Embellishing the space around the break in the stanzas is a modern hymn tune trope that began with the pedal thumpery of Charles Villiers Stanford's Engelberg (see Hymn 296: "We know that Christ is raised"). It's a quest to eliminate the amorphous pause between stanzas (the organist's perpetual necessity and dilemma) and offer a musical unification of the poetry that is (mostly) whole. Ralph Vaughan Williams copied the pedal thump with his famous tune Sine nomine (Hymn 287: "For all the saints").

Herbert Howells tried another version of the same technique in his marvelous hymn tune Sancta Civitas (Hymn 582: "O Holy City seen of John"), though sadly his two-note interlude was omitted by the editors of the Hymnal 1982.

But let's return to reason for a longer interlude in San Rocco, the "richly textured, thoroughly modern tune," with its sweeping ascents and audacious range. It defies gravity a bit, this tune. And maybe that's what that interlude is about. The hymn tune itself is so bold that it needs something else a bit more weighty to bind it to earth before it goes soaring through the air once again like an exuberant albatross. It's touching base, perhaps.

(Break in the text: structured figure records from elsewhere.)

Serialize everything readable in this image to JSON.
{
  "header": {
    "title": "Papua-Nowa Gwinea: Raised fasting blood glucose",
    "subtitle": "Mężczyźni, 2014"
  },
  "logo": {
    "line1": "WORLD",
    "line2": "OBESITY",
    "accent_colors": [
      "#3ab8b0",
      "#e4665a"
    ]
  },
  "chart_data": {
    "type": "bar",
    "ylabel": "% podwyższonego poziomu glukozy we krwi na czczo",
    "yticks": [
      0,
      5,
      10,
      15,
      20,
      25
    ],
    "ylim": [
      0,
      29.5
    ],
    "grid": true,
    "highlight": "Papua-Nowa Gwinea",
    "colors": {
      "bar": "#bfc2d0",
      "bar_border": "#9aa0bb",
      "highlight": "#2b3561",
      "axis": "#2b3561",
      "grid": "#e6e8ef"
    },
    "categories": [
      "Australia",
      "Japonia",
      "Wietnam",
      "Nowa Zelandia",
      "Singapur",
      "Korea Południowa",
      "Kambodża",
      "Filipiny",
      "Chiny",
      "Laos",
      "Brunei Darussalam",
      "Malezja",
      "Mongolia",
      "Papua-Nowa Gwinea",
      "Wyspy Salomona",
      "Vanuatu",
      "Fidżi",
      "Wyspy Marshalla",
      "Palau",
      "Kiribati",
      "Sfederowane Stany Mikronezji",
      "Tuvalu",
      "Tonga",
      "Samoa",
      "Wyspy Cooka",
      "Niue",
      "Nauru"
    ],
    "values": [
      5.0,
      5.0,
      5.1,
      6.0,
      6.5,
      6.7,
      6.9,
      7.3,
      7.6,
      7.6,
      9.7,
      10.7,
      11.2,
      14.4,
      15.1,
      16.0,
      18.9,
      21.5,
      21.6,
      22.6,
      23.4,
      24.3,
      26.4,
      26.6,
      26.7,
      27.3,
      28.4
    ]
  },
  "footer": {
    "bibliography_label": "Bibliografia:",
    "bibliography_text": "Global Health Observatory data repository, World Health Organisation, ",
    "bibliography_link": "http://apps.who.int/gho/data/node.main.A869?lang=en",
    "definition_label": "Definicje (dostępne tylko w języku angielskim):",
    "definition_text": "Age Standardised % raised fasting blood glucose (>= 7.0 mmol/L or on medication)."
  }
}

I've learned that The Hymnal 1982 can slightly sanitize some of the more pioneering elements in modern hymnody. I wonder if the hymnal's "optional" designation for this interlude is a good idea. Because, at least for me for me, this interlude is part of the whole experience.

Interludes are relatively rare in our hymn tunes — but should they be? Hymns are poems, and the ideas from one stanza are often carried over into the next. Having the music continue between the stanzas can heighten our appreciation for poetic unity within the hymns we sing.

Whichever hymns we sing this Sunday, and however we sing them, I hope we can appreciate the gifts of poets and composers who enable us to share these great pieces of sacred music.

And who knows! Someone just might have an experience they will never forget.